【3月10日 東方新報】中国の春節(旧正月、Lunar New Year)期間中に爆発的な流行となった新型コロナウイルスによる肺炎は、世界のサプライチェーン(供給連鎖)に影響をもたらした。経済への影響がこれ以上大きくならないよう、在中国の外資系企業は感染対策をしっかりと行うことを前提とし、相次いで経営を再開している。

 商務部は2月21日、山東省(Shandong)の韓国系自動車部品企業32社が15日前に全て再開したことを明らかにした。これにより、世界の自動車企業はほっと一息をつくことができた。一部の外資企業は、中国製造の部品が不足し、生産の継続が困難になりつつあった。
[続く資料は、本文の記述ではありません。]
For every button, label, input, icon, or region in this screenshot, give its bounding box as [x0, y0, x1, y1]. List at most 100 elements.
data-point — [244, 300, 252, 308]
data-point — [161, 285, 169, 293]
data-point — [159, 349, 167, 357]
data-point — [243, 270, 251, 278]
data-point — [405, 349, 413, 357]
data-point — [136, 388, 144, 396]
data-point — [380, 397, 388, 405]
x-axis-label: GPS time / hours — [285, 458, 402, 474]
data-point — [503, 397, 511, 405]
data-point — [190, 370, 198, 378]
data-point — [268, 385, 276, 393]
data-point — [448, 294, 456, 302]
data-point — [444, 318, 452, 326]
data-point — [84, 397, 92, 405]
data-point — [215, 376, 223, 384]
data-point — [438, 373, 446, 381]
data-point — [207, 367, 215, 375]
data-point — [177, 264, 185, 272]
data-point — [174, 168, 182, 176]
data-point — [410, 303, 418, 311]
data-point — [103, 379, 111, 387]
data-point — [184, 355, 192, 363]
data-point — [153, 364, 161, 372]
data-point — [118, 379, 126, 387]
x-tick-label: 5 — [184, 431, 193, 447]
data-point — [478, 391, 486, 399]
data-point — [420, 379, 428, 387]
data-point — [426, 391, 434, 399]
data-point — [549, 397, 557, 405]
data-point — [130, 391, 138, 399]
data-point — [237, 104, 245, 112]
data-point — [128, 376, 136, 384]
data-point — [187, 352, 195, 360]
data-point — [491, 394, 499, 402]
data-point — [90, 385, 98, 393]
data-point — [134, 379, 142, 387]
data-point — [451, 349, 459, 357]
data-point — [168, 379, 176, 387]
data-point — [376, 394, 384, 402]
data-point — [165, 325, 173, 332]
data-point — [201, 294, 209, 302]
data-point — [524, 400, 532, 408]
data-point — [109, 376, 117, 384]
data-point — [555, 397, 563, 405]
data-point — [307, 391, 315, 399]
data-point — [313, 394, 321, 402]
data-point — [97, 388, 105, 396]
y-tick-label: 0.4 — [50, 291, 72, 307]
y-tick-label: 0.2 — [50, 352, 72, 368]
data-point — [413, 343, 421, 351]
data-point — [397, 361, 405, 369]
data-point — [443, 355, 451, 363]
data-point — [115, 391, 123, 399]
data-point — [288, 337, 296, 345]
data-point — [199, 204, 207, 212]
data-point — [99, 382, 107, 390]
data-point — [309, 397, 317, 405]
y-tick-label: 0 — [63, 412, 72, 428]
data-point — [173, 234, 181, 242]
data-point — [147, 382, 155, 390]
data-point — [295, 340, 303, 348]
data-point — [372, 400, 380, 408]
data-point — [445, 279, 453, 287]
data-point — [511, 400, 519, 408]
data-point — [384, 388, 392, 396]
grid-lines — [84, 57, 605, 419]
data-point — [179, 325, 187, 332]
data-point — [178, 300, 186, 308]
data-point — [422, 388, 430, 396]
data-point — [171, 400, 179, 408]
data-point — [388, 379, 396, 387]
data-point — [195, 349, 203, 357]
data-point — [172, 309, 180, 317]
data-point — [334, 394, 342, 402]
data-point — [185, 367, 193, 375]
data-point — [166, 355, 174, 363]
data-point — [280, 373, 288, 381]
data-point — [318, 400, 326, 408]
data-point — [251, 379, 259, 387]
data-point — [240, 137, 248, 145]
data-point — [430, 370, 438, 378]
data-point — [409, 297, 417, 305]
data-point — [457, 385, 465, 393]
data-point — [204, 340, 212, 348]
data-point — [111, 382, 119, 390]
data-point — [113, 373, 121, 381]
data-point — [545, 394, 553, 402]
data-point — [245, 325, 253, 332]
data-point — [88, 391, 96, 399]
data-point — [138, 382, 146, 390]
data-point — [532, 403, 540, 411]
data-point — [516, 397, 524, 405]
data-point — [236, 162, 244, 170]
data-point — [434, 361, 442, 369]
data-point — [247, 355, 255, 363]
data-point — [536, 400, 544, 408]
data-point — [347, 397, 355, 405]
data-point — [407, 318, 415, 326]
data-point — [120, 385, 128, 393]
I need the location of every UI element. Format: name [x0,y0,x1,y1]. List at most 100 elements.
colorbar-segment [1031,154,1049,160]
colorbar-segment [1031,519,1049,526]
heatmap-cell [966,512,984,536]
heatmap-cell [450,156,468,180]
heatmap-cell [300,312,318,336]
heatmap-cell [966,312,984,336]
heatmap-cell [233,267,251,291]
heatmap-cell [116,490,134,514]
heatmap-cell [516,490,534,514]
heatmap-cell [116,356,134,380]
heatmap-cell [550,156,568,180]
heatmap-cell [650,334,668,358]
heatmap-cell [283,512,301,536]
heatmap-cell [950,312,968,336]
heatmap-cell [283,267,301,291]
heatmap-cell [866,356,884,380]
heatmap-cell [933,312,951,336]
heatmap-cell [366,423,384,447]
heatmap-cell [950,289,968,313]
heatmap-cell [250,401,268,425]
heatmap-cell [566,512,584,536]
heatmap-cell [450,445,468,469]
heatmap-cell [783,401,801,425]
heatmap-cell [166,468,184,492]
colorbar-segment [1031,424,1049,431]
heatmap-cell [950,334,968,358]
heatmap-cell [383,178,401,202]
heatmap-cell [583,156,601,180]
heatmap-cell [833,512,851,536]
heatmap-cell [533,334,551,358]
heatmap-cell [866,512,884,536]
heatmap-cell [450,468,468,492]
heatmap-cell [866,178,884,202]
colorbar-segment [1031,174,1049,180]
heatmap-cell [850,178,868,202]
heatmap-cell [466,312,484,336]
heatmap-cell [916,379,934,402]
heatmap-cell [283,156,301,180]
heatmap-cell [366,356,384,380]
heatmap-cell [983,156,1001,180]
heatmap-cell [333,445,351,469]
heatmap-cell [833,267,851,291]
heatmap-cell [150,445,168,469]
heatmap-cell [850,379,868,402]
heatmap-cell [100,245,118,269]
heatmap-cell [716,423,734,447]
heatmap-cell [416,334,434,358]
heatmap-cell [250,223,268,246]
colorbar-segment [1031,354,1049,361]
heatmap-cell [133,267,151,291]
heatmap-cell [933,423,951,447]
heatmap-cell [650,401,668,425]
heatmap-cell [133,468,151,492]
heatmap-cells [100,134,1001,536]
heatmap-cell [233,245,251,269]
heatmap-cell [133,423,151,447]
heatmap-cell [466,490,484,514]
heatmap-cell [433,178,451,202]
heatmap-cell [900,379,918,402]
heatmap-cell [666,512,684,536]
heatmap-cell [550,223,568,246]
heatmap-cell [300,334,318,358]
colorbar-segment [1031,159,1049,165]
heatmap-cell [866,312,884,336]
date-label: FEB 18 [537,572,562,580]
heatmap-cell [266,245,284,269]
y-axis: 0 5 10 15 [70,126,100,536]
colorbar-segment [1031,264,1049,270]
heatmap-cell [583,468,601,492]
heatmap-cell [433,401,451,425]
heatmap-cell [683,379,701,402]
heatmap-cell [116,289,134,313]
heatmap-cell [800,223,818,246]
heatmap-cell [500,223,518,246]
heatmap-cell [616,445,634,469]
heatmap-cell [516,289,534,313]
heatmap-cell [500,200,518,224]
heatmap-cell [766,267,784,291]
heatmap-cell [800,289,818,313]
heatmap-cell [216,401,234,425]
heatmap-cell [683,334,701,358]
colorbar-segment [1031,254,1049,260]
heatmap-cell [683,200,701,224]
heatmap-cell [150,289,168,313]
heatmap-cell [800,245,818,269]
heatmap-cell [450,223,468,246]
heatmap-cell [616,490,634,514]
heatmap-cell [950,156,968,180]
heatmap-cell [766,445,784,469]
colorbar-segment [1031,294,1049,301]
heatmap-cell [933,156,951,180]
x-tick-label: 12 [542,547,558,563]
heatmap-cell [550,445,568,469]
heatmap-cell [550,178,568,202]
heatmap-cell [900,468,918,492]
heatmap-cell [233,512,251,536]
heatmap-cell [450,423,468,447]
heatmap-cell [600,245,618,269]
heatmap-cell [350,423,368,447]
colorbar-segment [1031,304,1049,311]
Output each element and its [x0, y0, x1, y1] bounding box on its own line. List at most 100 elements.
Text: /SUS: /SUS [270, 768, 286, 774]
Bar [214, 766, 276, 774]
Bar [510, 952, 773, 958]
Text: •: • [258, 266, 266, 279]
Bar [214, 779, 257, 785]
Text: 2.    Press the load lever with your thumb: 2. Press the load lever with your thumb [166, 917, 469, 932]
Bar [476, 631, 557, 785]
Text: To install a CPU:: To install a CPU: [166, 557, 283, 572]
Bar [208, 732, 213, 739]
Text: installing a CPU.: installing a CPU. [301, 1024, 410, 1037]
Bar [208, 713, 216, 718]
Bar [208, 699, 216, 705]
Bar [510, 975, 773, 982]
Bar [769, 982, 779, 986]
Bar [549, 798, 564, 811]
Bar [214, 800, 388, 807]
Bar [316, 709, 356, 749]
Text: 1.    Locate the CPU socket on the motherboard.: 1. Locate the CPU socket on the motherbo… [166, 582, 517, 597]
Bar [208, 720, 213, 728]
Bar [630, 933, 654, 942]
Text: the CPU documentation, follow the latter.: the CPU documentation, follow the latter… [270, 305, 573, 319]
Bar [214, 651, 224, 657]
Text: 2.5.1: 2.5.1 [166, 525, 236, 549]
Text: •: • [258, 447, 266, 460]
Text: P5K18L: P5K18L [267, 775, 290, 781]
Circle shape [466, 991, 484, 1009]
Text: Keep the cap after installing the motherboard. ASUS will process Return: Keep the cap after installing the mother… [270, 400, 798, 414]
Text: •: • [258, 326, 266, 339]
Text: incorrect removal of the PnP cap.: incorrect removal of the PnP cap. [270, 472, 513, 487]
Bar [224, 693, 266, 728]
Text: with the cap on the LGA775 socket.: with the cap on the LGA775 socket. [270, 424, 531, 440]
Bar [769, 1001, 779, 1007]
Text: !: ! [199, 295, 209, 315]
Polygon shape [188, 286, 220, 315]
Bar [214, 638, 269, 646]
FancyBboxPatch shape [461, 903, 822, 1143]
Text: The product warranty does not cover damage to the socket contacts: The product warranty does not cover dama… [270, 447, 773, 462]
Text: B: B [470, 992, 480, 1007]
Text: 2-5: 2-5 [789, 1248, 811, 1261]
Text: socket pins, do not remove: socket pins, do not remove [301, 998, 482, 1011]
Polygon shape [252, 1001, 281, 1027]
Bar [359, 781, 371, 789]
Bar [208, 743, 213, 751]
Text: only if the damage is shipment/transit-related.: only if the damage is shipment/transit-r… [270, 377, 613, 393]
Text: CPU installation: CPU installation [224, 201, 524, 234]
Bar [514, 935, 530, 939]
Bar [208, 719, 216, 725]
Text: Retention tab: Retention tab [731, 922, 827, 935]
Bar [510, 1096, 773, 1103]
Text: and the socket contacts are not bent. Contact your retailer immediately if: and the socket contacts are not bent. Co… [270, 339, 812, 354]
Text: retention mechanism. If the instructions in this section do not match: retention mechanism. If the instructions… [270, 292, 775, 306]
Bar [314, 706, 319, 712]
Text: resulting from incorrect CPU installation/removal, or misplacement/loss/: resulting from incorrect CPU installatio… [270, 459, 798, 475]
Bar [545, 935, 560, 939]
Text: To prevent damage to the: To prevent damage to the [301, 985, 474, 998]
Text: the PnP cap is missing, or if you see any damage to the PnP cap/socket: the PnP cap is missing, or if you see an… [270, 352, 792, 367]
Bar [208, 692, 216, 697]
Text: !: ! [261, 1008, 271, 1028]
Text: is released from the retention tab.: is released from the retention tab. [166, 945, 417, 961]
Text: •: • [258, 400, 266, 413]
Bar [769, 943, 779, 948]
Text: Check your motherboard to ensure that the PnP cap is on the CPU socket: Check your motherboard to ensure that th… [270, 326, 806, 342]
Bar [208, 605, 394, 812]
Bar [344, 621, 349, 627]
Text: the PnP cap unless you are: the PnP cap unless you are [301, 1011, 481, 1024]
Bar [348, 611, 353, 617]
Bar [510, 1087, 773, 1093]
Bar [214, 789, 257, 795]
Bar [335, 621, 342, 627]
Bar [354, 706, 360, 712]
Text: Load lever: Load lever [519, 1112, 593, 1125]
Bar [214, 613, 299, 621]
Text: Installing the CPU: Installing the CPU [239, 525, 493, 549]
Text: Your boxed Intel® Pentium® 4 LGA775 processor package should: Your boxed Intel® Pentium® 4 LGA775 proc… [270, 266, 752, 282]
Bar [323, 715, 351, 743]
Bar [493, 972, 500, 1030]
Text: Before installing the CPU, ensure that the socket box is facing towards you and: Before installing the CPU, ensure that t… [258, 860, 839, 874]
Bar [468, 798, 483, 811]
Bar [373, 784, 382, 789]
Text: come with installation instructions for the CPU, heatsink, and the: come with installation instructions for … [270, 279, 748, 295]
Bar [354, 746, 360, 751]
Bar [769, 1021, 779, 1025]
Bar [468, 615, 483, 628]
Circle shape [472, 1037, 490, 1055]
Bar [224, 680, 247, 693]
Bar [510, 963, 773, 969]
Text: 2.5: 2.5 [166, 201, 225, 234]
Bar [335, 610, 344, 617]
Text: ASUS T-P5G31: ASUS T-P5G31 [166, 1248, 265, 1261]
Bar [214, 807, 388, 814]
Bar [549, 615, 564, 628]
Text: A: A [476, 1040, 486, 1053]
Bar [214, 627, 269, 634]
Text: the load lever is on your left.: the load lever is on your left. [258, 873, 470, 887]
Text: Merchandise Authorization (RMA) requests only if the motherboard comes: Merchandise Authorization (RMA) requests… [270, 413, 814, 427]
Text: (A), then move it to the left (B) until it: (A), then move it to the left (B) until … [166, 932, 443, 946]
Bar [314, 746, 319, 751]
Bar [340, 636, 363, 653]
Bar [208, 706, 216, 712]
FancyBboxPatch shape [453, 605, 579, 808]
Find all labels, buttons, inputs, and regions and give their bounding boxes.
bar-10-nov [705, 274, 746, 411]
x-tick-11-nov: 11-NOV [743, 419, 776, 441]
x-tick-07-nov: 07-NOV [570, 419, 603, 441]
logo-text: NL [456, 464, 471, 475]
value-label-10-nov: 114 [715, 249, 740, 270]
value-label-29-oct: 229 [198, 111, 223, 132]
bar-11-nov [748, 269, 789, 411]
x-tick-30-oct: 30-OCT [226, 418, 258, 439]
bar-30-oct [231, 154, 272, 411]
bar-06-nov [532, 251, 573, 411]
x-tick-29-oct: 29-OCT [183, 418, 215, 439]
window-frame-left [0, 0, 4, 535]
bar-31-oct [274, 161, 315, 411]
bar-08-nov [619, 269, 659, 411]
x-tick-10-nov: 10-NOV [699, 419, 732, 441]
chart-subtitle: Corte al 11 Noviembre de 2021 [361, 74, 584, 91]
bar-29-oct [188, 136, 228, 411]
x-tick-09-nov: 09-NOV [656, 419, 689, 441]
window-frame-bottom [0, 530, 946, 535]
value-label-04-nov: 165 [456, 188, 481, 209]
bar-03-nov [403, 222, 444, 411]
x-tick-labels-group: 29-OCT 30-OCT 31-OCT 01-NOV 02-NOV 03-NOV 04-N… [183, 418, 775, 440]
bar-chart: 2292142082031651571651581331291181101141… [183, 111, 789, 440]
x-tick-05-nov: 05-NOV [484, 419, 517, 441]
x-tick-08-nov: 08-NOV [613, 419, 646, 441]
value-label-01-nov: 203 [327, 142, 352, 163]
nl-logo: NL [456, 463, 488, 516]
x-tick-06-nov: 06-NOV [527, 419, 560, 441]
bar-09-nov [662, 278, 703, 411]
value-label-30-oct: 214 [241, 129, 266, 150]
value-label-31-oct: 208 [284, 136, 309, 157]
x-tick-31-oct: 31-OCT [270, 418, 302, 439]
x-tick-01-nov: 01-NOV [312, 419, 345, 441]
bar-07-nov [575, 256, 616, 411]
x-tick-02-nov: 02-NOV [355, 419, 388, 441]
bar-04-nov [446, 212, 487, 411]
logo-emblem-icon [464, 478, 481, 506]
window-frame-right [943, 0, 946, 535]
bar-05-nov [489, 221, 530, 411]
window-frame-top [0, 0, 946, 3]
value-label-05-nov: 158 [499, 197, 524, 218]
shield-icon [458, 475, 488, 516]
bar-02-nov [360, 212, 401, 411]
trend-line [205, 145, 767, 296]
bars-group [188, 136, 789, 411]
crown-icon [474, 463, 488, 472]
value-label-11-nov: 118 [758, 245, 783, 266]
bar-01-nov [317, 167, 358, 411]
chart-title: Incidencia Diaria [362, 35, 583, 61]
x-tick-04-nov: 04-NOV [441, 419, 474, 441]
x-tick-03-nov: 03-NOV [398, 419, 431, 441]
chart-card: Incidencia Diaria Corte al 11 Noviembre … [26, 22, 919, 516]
 中国の企業は2月10日前後に、感染対策をしっかりと行うことを前提とし、経営再開を果たした。現在、湖北省(Hubei)を除いた30の省・区・市の企業は経営を再開している。上海、山東、湖南(Hunan)などの重点外資企業の再開率は80%を超えている。中国政府の対応方針は明確で、感染が特に深刻な地域あるいはリスクが比較的大きい地域の感染対策を強化し、深刻でない地域では、対策と経済・社会の秩序回復を同時に求めるとしている。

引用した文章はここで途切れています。